L'installation d'un radar très puissant à Orly constitue une étape importante et nécessaire pour le développement économique de l'agglomération parisienne. Le radar doit permettre de sécuriser le trafic aérien. Pour expliquer les changements induits par cette technique, le réalisateur opte pour une mise en scène classique pour l'époque. Il présente dans un premier temps les techniciens au travail. Il s'agit alors de mettre en spectacle la technique, de la rendre vivante et efficace. Dans un second temps, les interventions d'un administrateur et d'un ingénieur mettent en perspective la mise en oeuvre du Radar grâce à un exposé didactique.

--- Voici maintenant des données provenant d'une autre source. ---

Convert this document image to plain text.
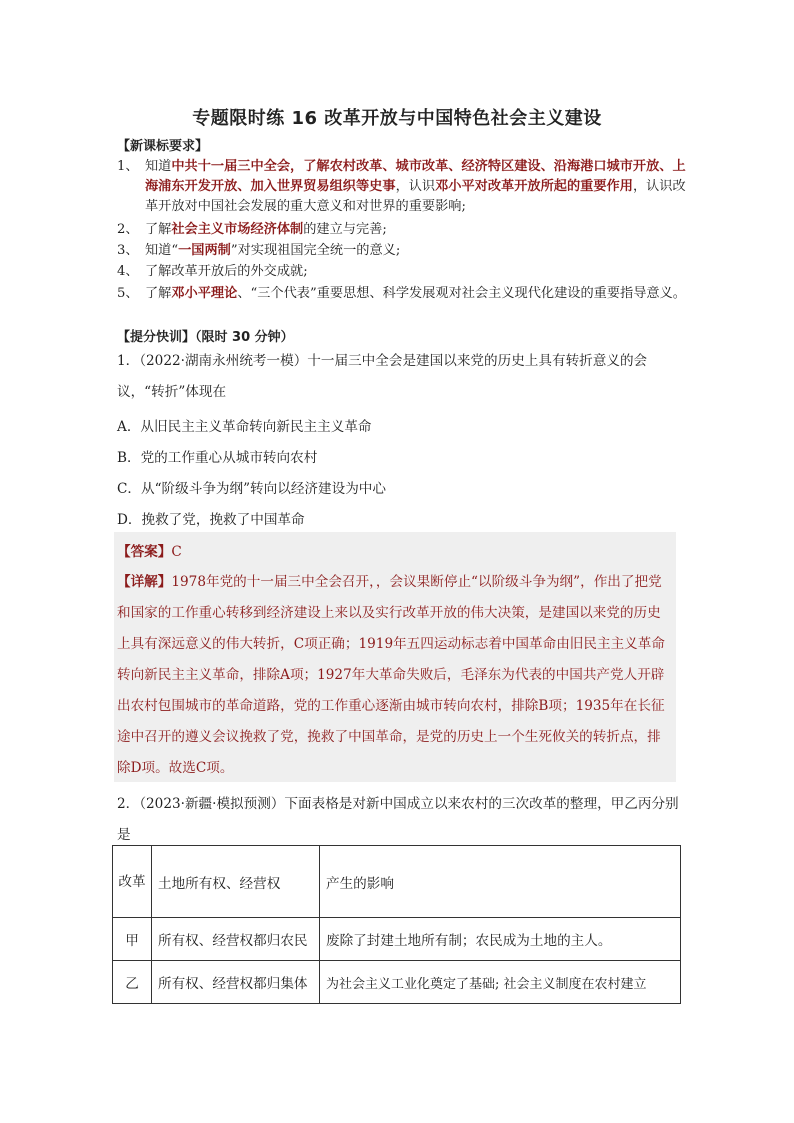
专题限时练 16 改革开放与中国特色社会主义建设
【新课标要求】
1、 知道中共十一届三中全会，了解农村改革、城市改革、经济特区建设、沿海港口城市开放、上海浦东开发开放、加入世界贸易组织等史事，认识邓小平对改革开放所起的重要作用，认识改革开放对中国社会发展的重大意义和对世界的重要影响;
2、 了解社会主义市场经济体制的建立与完善;
3、 知道“一国两制”对实现祖国完全统一的意义;
4、 了解改革开放后的外交成就;
5、 了解邓小平理论、“三个代表”重要思想、科学发展观对社会主义现代化建设的重要指导意义。
【提分快训】（限时 30 分钟）
1．（2022·湖南永州统考一模）十一届三中全会是建国以来党的历史上具有转折意义的会议，“转折”体现在
A．从旧民主主义革命转向新民主主义革命
B．党的工作重心从城市转向农村
C．从“阶级斗争为纲”转向以经济建设为中心
D．挽救了党，挽救了中国革命
【答案】C
【详解】1978年党的十一届三中全会召开，，会议果断停止“以阶级斗争为纲”，作出了把党和国家的工作重心转移到经济建设上来以及实行改革开放的伟大决策，是建国以来党的历史上具有深远意义的伟大转折，C项正确；1919年五四运动标志着中国革命由旧民主主义革命转向新民主主义革命，排除A项；1927年大革命失败后，毛泽东为代表的中国共产党人开辟出农村包围城市的革命道路，党的工作重心逐渐由城市转向农村，排除B项；1935年在长征途中召开的遵义会议挽救了党，挽救了中国革命，是党的历史上一个生死攸关的转折点，排除D项。故选C项。
2．（2023·新疆·模拟预测）下面表格是对新中国成立以来农村的三次改革的整理，甲乙丙分别是
改革	土地所有权、经营权	产生的影响
甲	所有权、经营权都归农民	废除了封建土地所有制；农民成为土地的主人。
乙	所有权、经营权都归集体	为社会主义工业化奠定了基础; 社会主义制度在农村建立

L'interview se déroule dans la salle des machines. Ces dernières doivent en effet apparaître comme étant bien contrôlées par la volonté humaine, par un discours. Le reportage doit donc à la fois rassurer le télespectateur et souligner la valeur des installations techniques françaises.

Raphael Morera

Transcription

(Silence)
[Aiguilleurs du ciel]
Joseph Pasteur
Ce dialogue représente l'essentiel du travail du Centre de contrôle régional chargé principalement d'assurer la sécurité des vols dans les espaces aériens les plus fréquentés par les avions de transport, c'est-à-dire la région terminale de Paris et un certain nombre de voies aériennes qui rayonnent vers les destinations les plus fréquentées. Pour répondre aux besoins du Centre de contrôle régional, il fallait pouvoir identifier et suivre le trafic aérien à des distances plus grandes que par le passé et à des altitudes plus élevées en raison de la mise en service des nouveaux avions de transport à réaction qui croisent couramment entre 10 000 et 13 000 mètres. C'est pour répondre à ces besoins que l'administration française de l'aviation civile a demandé à la Compagnie CSF de réaliser l'équipement radar inauguré aujourd'hui.
Louis Paillasse
La caractéristique la plus remarquable de cet équipement réside certainement dans sa puissance. Puissance considérable puisque l'énergie mise en oeuvre à chaque impulsion, à chaque giclée, représente environ 4 mégawatts. Pour vous donner un chiffre qui représente une chose courante, disons que c'est à peu près de l'ordre de la puissance de la tractrice du mistral. Grâce à ce radar, les détections des distances de l'ordre de 300 kilomètres et 15 000 mètres d'altitude sont choses courantes et régulières. Et ainsi un avion décollant de Londres sera suivi à Paris jusqu'à Orly sans aucune difficulté. C'est ainsi que le Centre de contrôle régional pourra pratiquement contrôler, à l'aide de ce radar, la quasi totalité du trafic de la région d'information de vol de Paris. Et pour prendre un exemple, lorsque l'avion du Président Khrouchtchev arrivera en provenance de Moscou le 15 mars prochain, il viendra par les régions d'information de vol d'Amsterdam et de Bruxelles, et avant même qu'il soit transféré à notre centre de Paris par le Centre de contrôle régional de Bruxelles, nous aurons pu l'identifier sur l'écran du nouveau radar inauguré aujourd'hui.